I’d rather dance with you …

Heute habe ich P* getroffen. Unsere Kinder haben zusammen den selben Kindergarten besucht, und ab und zu laufen wir uns im Viertel über den Weg. Und A* bin ich einige Tage zuvor begegnet. Wir waren sehr eng befreundet, noch in dieser pergamentdünnen, zarten Zeit zwischen Abitur und Studium, in der wir alle den geregelten Schultag eintauschen wollten in irgendetwas, was wir »wirklich machen wollen«, ohne auch nur zu ahnen, was das sein wird. Und etwa eine Woche zuvor lief mir Frau F* über den Weg, die zwei, drei Jahre mit ihrer Kollegin oder Freundin oder Schwägerin (die genauen Verhältnisse konnte ich nie entschlüsseln) bei mir saubergemacht hat.

Drei Begegnungen mit P*,  A*, Frau F* (kurz: PAFF haha!), die keine waren. Weil ich auf die andere Straßenseite gesehen habe, Millisekunden nach Erkennen der jeweiligen Frau.

I’d rather dance with you than talk with you

Trotz der großen Offenheit, die ich für den Umgang mit meinem neuen Leben gewählt habe, gibt es Tage, an denen ich mich solchen Begegnungen nicht gewachsen fühle. Situationen, in denen ich mir wünschte, meine geliebten Kopfhörer würden mein komplettes Gesicht abdecken und die daraus herausströmende Musik könnte meinen Körper umhüllen wie eine überdimensionale gläserne Blase. Einzige Art der Verständigung mit Personen auf der anderen Seite der Blase wären dann Handzeichen und der Versuch mit übertriebener Mimik, aber ohne Stimme zu signalisieren »ICH VER-STE-HE DICH LEI-DER NICHT«. Eine Blase, die mich abschirmt und davor bewahrt sagen zu müssen, wie es mir geht.

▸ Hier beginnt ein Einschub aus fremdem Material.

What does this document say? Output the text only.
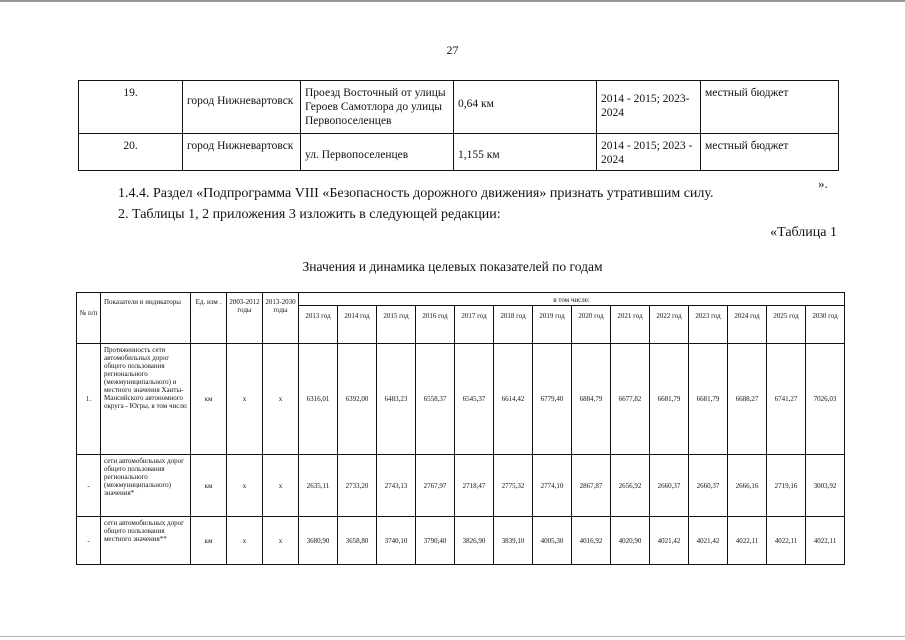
27
19.	город Нижневартовск	Проезд Восточный от улицы Героев Самотлора до улицы Первопоселенцев	0,64 км	2014 - 2015; 2023-2024	местный бюджет
20.	город Нижневартовск	ул. Первопоселенцев	1,155 км	2014 - 2015; 2023 - 2024	местный бюджет
».
1.4.4. Раздел «Подпрограмма VIII «Безопасность дорожного движения» признать утратившим силу.
2. Таблицы 1, 2 приложения 3 изложить в следующей редакции:
«Таблица 1
Значения и динамика целевых показателей по годам
№ п/п	Показатели и индикаторы	Ед. изм .	2003-2012 годы	2013-2030 годы	в том числе:													
					2013 год	2014 год	2015 год	2016 год	2017 год	2018 год	2019 год	2020 год	2021 год	2022 год	2023 год	2024 год	2025 год	2030 год
1.	Протяженность сети автомобильных дорог общего пользования регионального (межмуниципального) и местного значения Ханты-Мансийского автономного округа - Югры, в том числе:	км	x	x	6316,01	6392,00	6483,23	6558,37	6545,37	6614,42	6779,40	6884,79	6677,82	6681,79	6681,79	6688,27	6741,27	7026,03
-	сети автомобильных дорог общего пользования регионального (межмуниципального) значения*	км	x	x	2635,11	2733,20	2743,13	2767,97	2718,47	2775,32	2774,10	2867,87	2656,92	2660,37	2660,37	2666,16	2719,16	3003,92
-	сети автомобильных дорог общего пользования местного значения**	км	x	x	3680,90	3658,80	3740,10	3790,40	3826,90	3839,10	4005,30	4016,92	4020,90	4021,42	4021,42	4022,11	4022,11	4022,11
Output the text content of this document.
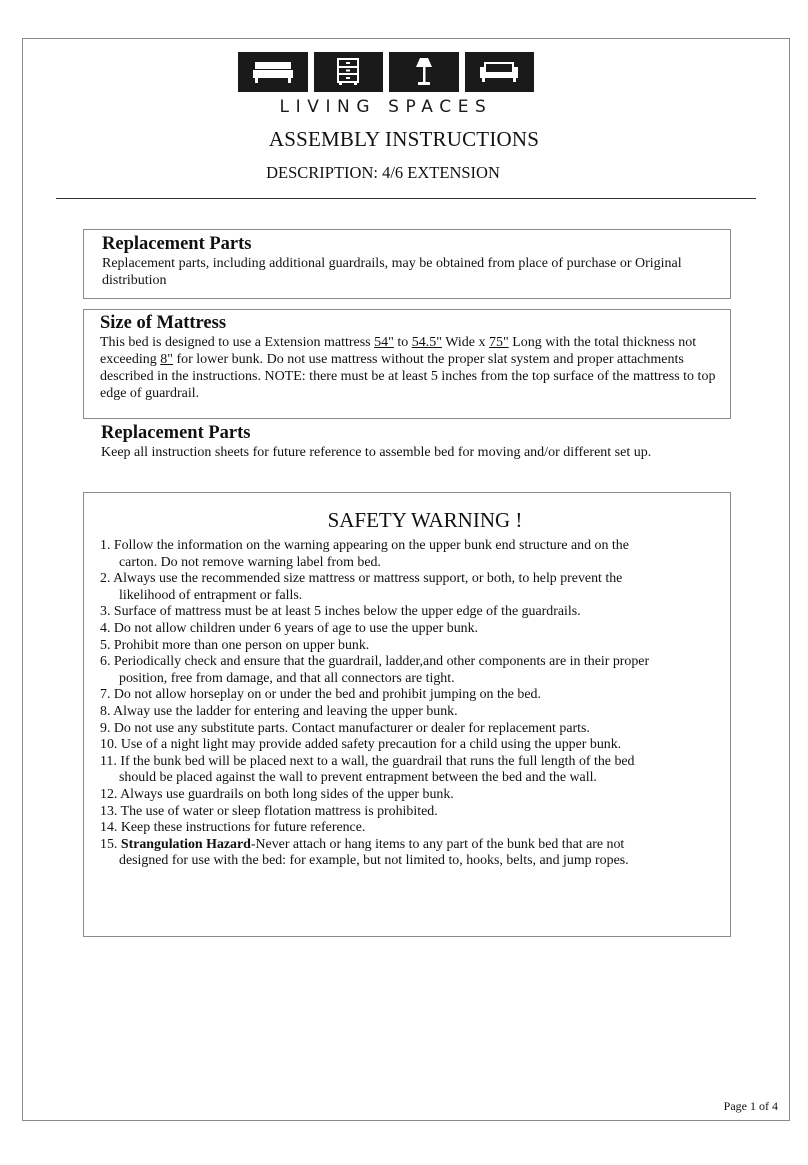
LIVING SPACES
ASSEMBLY INSTRUCTIONS
DESCRIPTION: 4/6 EXTENSION
Replacement Parts

Replacement parts, including additional guardrails, may be obtained from place of purchase or Original distribution

Size of Mattress

This bed is designed to use a Extension mattress 54" to 54.5" Wide x 75" Long with the total thickness not exceeding 8" for lower bunk. Do not use mattress without the proper slat system and proper attachments described in the instructions. NOTE: there must be at least 5 inches from the top surface of the mattress to top edge of guardrail.

Replacement Parts

Keep all instruction sheets for future reference to assemble bed for moving and/or different set up.

SAFETY WARNING !
1. Follow the information on the warning appearing on the upper bunk end structure and on the
carton. Do not remove warning label from bed.
2. Always use the recommended size mattress or mattress support, or both, to help prevent the
likelihood of entrapment or falls.
3. Surface of mattress must be at least 5 inches below the upper edge of the guardrails.
4. Do not allow children under 6 years of age to use the upper bunk.
5. Prohibit more than one person on upper bunk.
6. Periodically check and ensure that the guardrail, ladder,and other components are in their proper
position, free from damage, and that all connectors are tight.
7. Do not allow horseplay on or under the bed and prohibit jumping on the bed.
8. Alway use the ladder for entering and leaving the upper bunk.
9. Do not use any substitute parts. Contact manufacturer or dealer for replacement parts.
10. Use of a night light may provide added safety precaution for a child using the upper bunk.
11. If the bunk bed will be placed next to a wall, the guardrail that runs the full length of the bed
should be placed against the wall to prevent entrapment between the bed and the wall.
12. Always use guardrails on both long sides of the upper bunk.
13. The use of water or sleep flotation mattress is prohibited.
14. Keep these instructions for future reference.
15. Strangulation Hazard-Never attach or hang items to any part of the bunk bed that are not
designed for use with the bed: for example, but not limited to, hooks, belts, and jump ropes.
Page 1 of 4
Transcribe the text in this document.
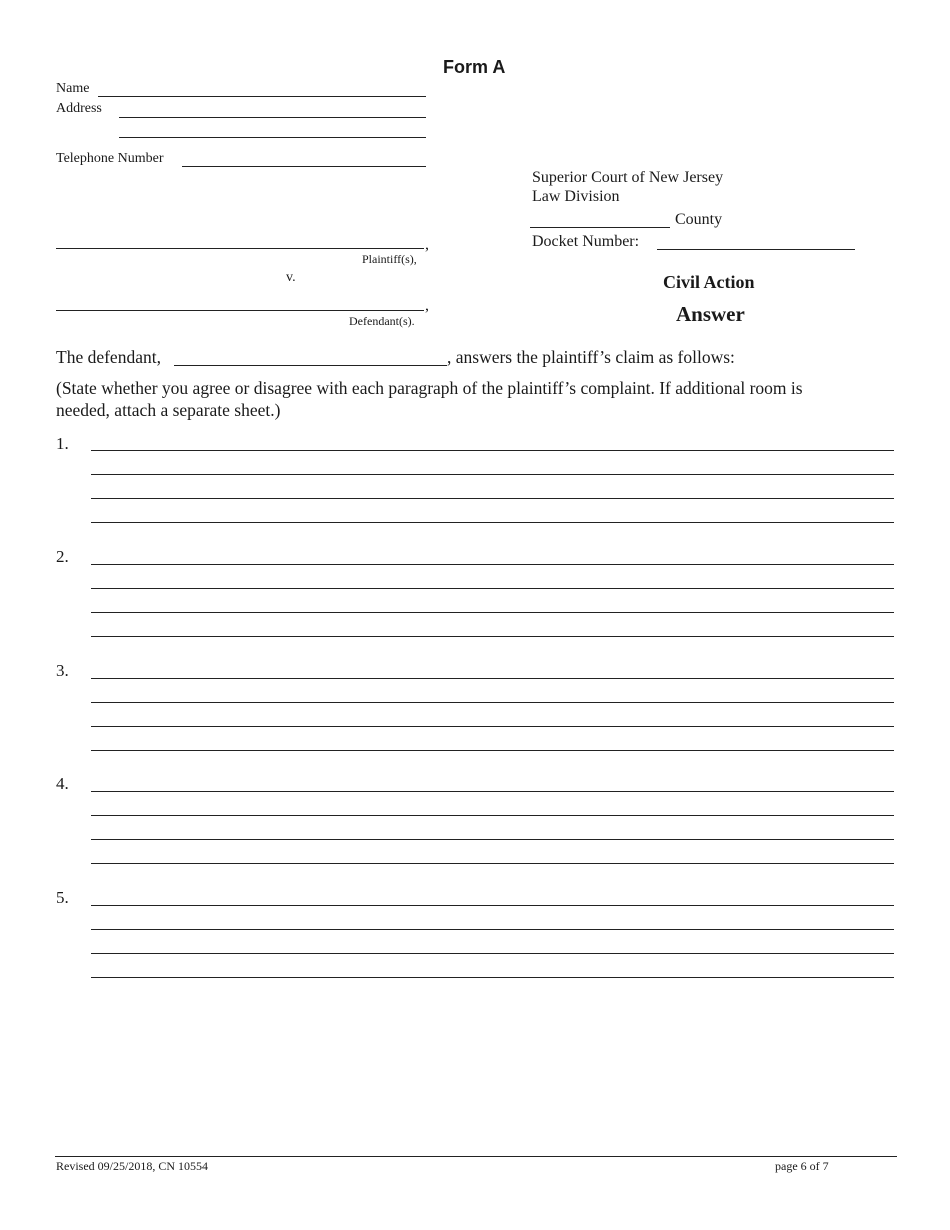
Form A
Name
Address
Telephone Number
Superior Court of New Jersey
Law Division
County
Docket Number:
,
Plaintiff(s),
v.
,
Defendant(s).
Civil Action
Answer
The defendant,	, answers the plaintiff’s claim as follows:
(State whether you agree or disagree with each paragraph of the plaintiff’s complaint. If additional room is
needed, attach a separate sheet.)
1.
2.
3.
4.
5.
Revised 09/25/2018, CN 10554	page 6 of 7
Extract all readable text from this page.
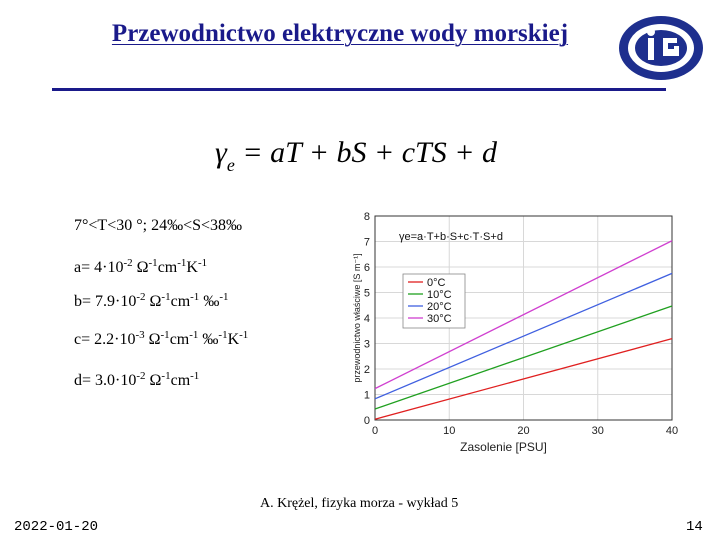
Przewodnictwo elektryczne wody morskiej
$\gamma_e$ = aT + bS + cTS + d
7°<T<30 °; 24‰<S<38‰
$a= 4\cdot 10^{-2}$ $\Omega^{-1}cm^{-1}K^{-1}$
$b= 7.9\cdot 10^{-2}$ $\Omega^{-1}cm^{-1}$ ‰$^{-1}$
$c= 2.2\cdot 10^{-3}$ $\Omega^{-1}cm^{-1}$ $‰^{-1}K^{-1}$
$d= 3.0\cdot 10^{-2}$ $\Omega^{-1}cm^{-1}$
0	10	20	30	40
0
1
2
3
4
5
6
7
8
Zasolenie [PSU]
przewodnictwo właściwe [S m⁻¹]
γe=a·T+b·S+c·T·S+d
0°C
10°C
20°C
30°C
A. Krężel, fizyka morza - wykład 5
2022-01-20	14
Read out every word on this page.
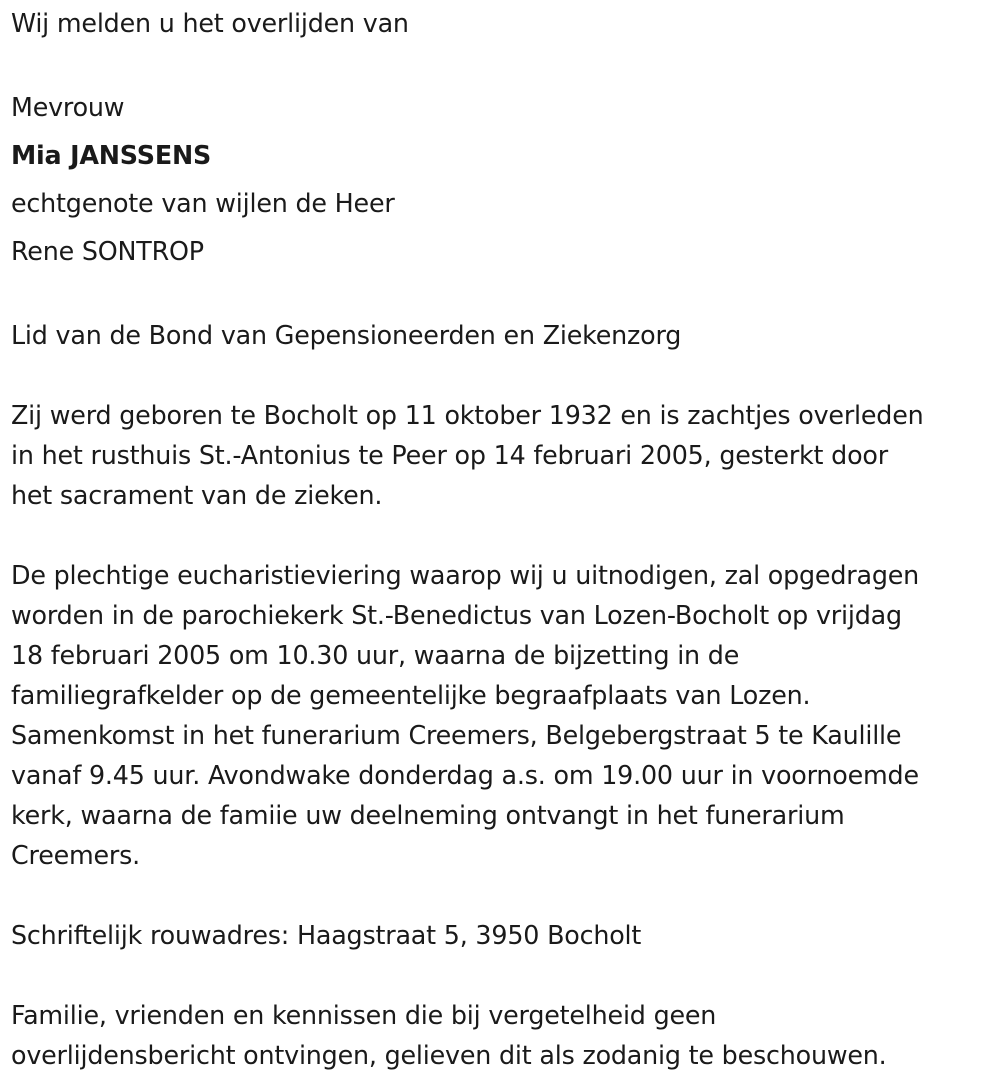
Wij melden u het overlijden van

Mevrouw

Mia JANSSENS

echtgenote van wijlen de Heer

Rene SONTROP

Lid van de Bond van Gepensioneerden en Ziekenzorg

Zij werd geboren te Bocholt op 11 oktober 1932 en is zachtjes overleden

in het rusthuis St.-Antonius te Peer op 14 februari 2005, gesterkt door

het sacrament van de zieken.

De plechtige eucharistieviering waarop wij u uitnodigen, zal opgedragen

worden in de parochiekerk St.-Benedictus van Lozen-Bocholt op vrijdag

18 februari 2005 om 10.30 uur, waarna de bijzetting in de

familiegrafkelder op de gemeentelijke begraafplaats van Lozen.

Samenkomst in het funerarium Creemers, Belgebergstraat 5 te Kaulille

vanaf 9.45 uur. Avondwake donderdag a.s. om 19.00 uur in voornoemde

kerk, waarna de famiie uw deelneming ontvangt in het funerarium

Creemers.

Schriftelijk rouwadres: Haagstraat 5, 3950 Bocholt

Familie, vrienden en kennissen die bij vergetelheid geen

overlijdensbericht ontvingen, gelieven dit als zodanig te beschouwen.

Even if I could hear what you said
I doubt my reply would be interesting for you to hear

Sich zurückzuziehen ist bei Parkinson wohl eine typische Verhaltensweise. Je nach Ausprägung weist man im Krankheitsverlauf verstärkt Symptome auf, die nach und nach für das Umfeld sichtbar werden … und große Unsicherheiten auslösen. Für viele Erkrankte ist der Rückzug wohl die einfachste Lösung. Ich kann von Glück sagen, dass das bei mir anders ist. Mein soziales Umfeld ist mir wohlwollend zugewandt und meine bunt durchwürfelte Familie stärkt mir bedingungslos den Rücken – selbst, wenn ich mich isolieren wollte, würde mir das nicht einmal im Ansatz gelingen. Wo liegt also der Hase im Pfeffer?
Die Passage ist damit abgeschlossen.